Une organisation en quête de renouveau face aux défis régionaux
La Cédéao se réunit à un moment charnière, alors que trois de ses membres historiques — le Mali, le Niger et le Burkina Faso — ont choisi de se retirer pour former l’Alliance des États du Sahel. Une décision qui a profondément ébranlé la crédibilité de l’organisation ouest-africaine, déjà fragilisée par plusieurs années de crises politiques et de coups d’État.
Les dirigeants présents à Freetown devront donc trouver des réponses concrètes à des enjeux majeurs : renforcer la sécurité régionale, relancer la coopération économique et rétablir la confiance entre les États membres. Face à la montée des groupes terroristes, la question de la libre circulation des personnes et des biens devient plus que jamais une priorité absolue.
L’Alliance des États du Sahel : un dialogue encore possible ?
Malgré leur départ, le Mali, le Niger et le Burkina Faso restent des partenaires incontournables pour la Cédéao. Les chefs d’État présents à Freetown devront donc explorer des pistes de collaboration avec l’AES, notamment sur les plans sécuritaire et économique. La menace terroriste, qui ne connaît pas de frontières, exige une réponse coordonnée et solidaire.
Aliou Diakite, spécialiste des questions ouest-africaines, souligne l’urgence d’une réflexion approfondie : « Les dirigeants doivent aborder les défis de gouvernance, de sécurité et de développement qui touchent l’ensemble de la région. Entre criminalité organisée, terrorisme, changements climatiques et épidémies, la Cédéao doit se réinventer pour rester pertinente. »
Force en attente de la Cédéao : un outil toujours en suspens
Parmi les sujets récurrents des sommets de la Cédéao figure la mise en place de la Force en attente. Annoncée il y a plusieurs années, cette force régionale devait servir de rempart contre les crises politiques et les menaces terroristes. Pourtant, son déploiement effectif se fait toujours attendre.

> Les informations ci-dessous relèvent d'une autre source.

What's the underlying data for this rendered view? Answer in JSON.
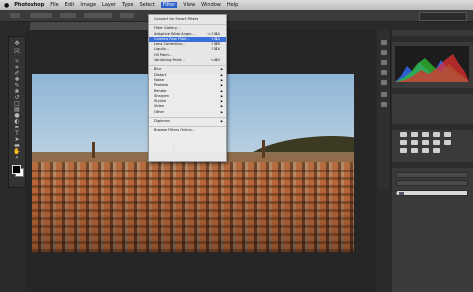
{
  "menubar": {
    "apple": "",
    "items": [
      "Photoshop",
      "File",
      "Edit",
      "Image",
      "Layer",
      "Type",
      "Select",
      "Filter",
      "View",
      "Window",
      "Help"
    ],
    "active": "Filter"
  },
  "filter_menu": {
    "groups": [
      [
        {
          "label": "Convert for Smart Filters",
          "shortcut": "",
          "submenu": false
        }
      ],
      [
        {
          "label": "Filter Gallery...",
          "shortcut": "",
          "submenu": false
        },
        {
          "label": "Adaptive Wide Angle...",
          "shortcut": "⌥⇧⌘A",
          "submenu": false
        },
        {
          "label": "Camera Raw Filter...",
          "shortcut": "⇧⌘A",
          "submenu": false,
          "highlighted": true
        },
        {
          "label": "Lens Correction...",
          "shortcut": "⇧⌘R",
          "submenu": false
        },
        {
          "label": "Liquify...",
          "shortcut": "⇧⌘X",
          "submenu": false
        },
        {
          "label": "Oil Paint...",
          "shortcut": "",
          "submenu": false
        },
        {
          "label": "Vanishing Point...",
          "shortcut": "⌥⌘V",
          "submenu": false
        }
      ],
      [
        {
          "label": "Blur",
          "shortcut": "",
          "submenu": true
        },
        {
          "label": "Distort",
          "shortcut": "",
          "submenu": true
        },
        {
          "label": "Noise",
          "shortcut": "",
          "submenu": true
        },
        {
          "label": "Pixelate",
          "shortcut": "",
          "submenu": true
        },
        {
          "label": "Render",
          "shortcut": "",
          "submenu": true
        },
        {
          "label": "Sharpen",
          "shortcut": "",
          "submenu": true
        },
        {
          "label": "Stylize",
          "shortcut": "",
          "submenu": true
        },
        {
          "label": "Video",
          "shortcut": "",
          "submenu": true
        },
        {
          "label": "Other",
          "shortcut": "",
          "submenu": true
        }
      ],
      [
        {
          "label": "Digimarc",
          "shortcut": "",
          "submenu": true
        }
      ],
      [
        {
          "label": "Browse Filters Online...",
          "shortcut": "",
          "submenu": false
        }
      ]
    ]
  },
  "icons": {
    "apple": "apple-logo-icon",
    "submenu": "triangle-right-icon",
    "tools": [
      "move-icon",
      "marquee-icon",
      "lasso-icon",
      "quick-select-icon",
      "crop-icon",
      "eyedropper-icon",
      "healing-icon",
      "brush-icon",
      "clone-icon",
      "history-brush-icon",
      "eraser-icon",
      "gradient-icon",
      "blur-icon",
      "dodge-icon",
      "pen-icon",
      "type-icon",
      "path-select-icon",
      "shape-icon",
      "hand-icon",
      "zoom-icon"
    ]
  },
  "colors": {
    "menu_highlight": "#3a6ed8",
    "interface_bg": "#2a2a2a",
    "histogram_red": "#e03030",
    "histogram_green": "#30c030",
    "histogram_blue": "#3070ff"
  }
}
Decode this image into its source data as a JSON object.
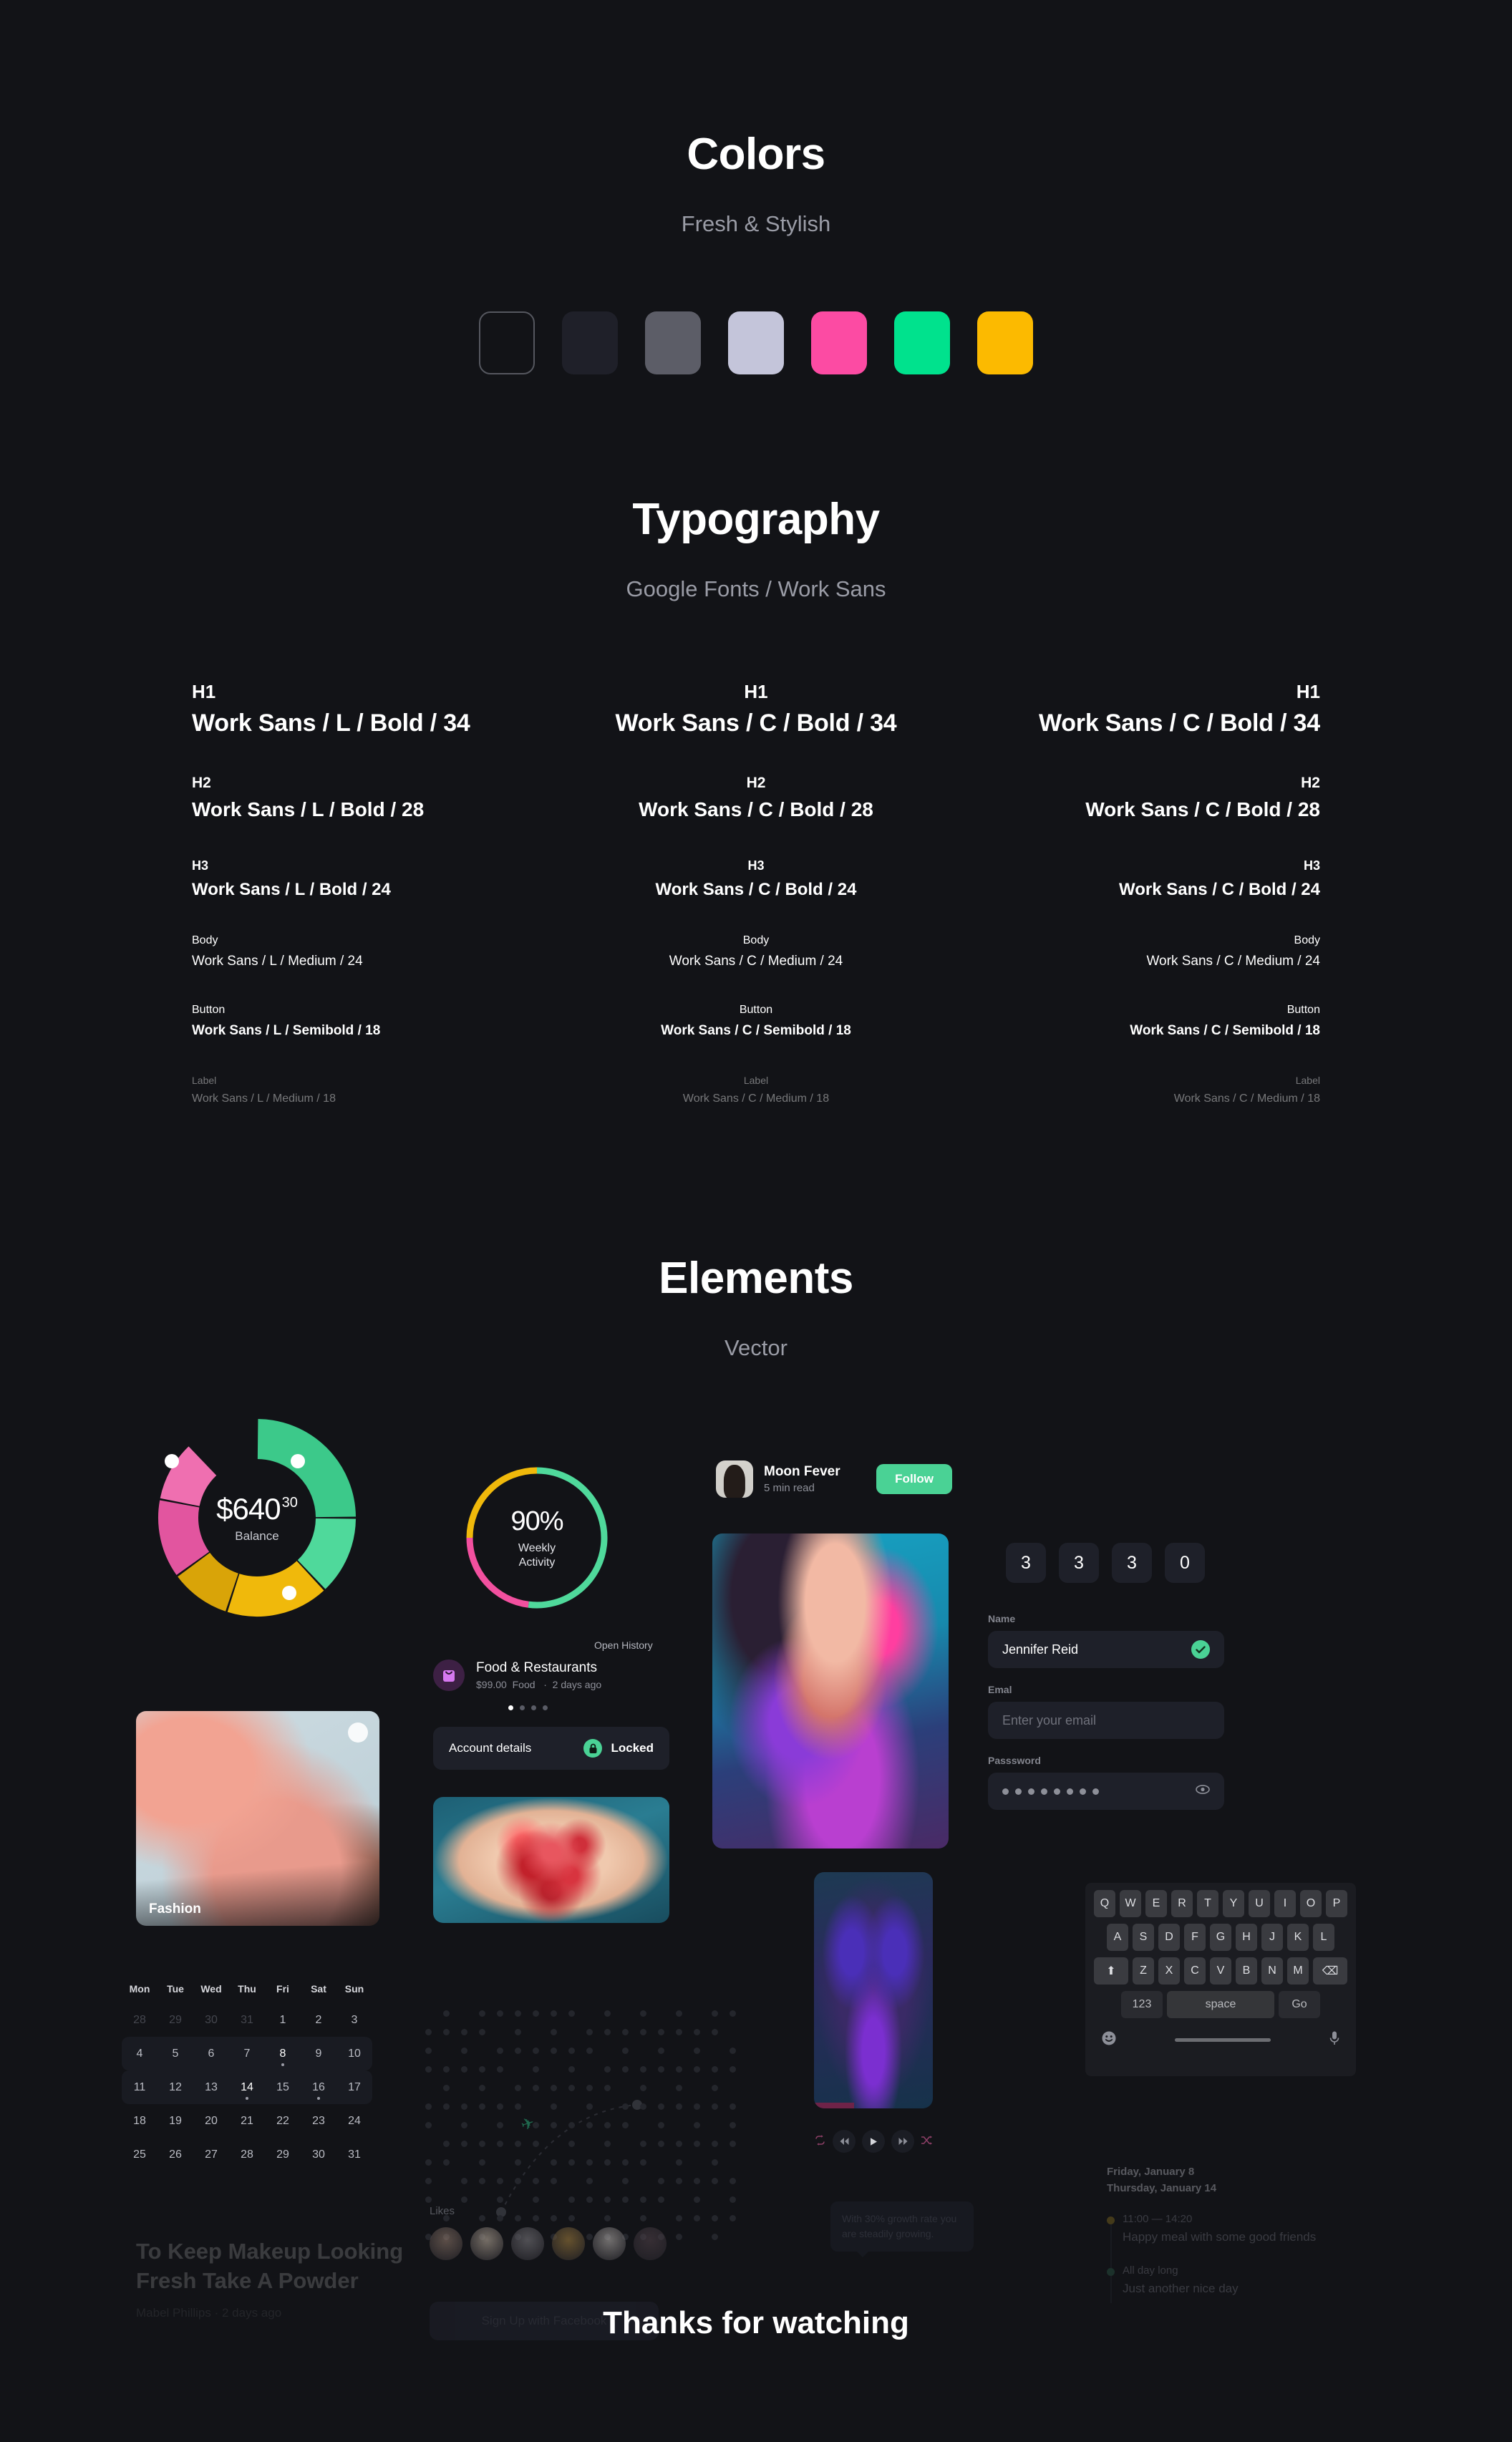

Cette semaine, les responsables sécuritaires réunis à Freetown ont réaffirmé leur volonté de finaliser ce projet. Michel Ange Bangoura, responsable de la coopération avec la Cédéao, a confirmé que le cadre institutionnel était prêt : « Il ne reste plus qu’à mobiliser les ressources nécessaires et à définir les modalités de contribution de chaque État membre. »
Lors des discussions, une question centrale émerge : quand cette force sera-t-elle opérationnelle ? Michel Ange Bangoura se veut optimiste : « Les négociations en cours pourraient aboutir à un déploiement rapide, peut-être dès cette année. Le choix d’un pays hôte pour l’état-major sera également discuté. »
Réformes et crédibilité : les défis immédiats de la Cédéao
Au-delà de la sécurité, la Cédéao doit également engager des réformes structurelles pour restaurer sa légitimité. Les coups d’État successifs au Sahel et les tensions politiques internes ont affaibli sa capacité à jouer son rôle d’arbitre et de facilitateur.
Les discussions de Freetown devraient donc porter sur l’adaptation des mécanismes de prévention des crises et sur le renforcement des institutions régionales. L’objectif ? Redonner à la Cédéao la place qu’elle mérite dans le paysage politique et sécuritaire ouest-africain.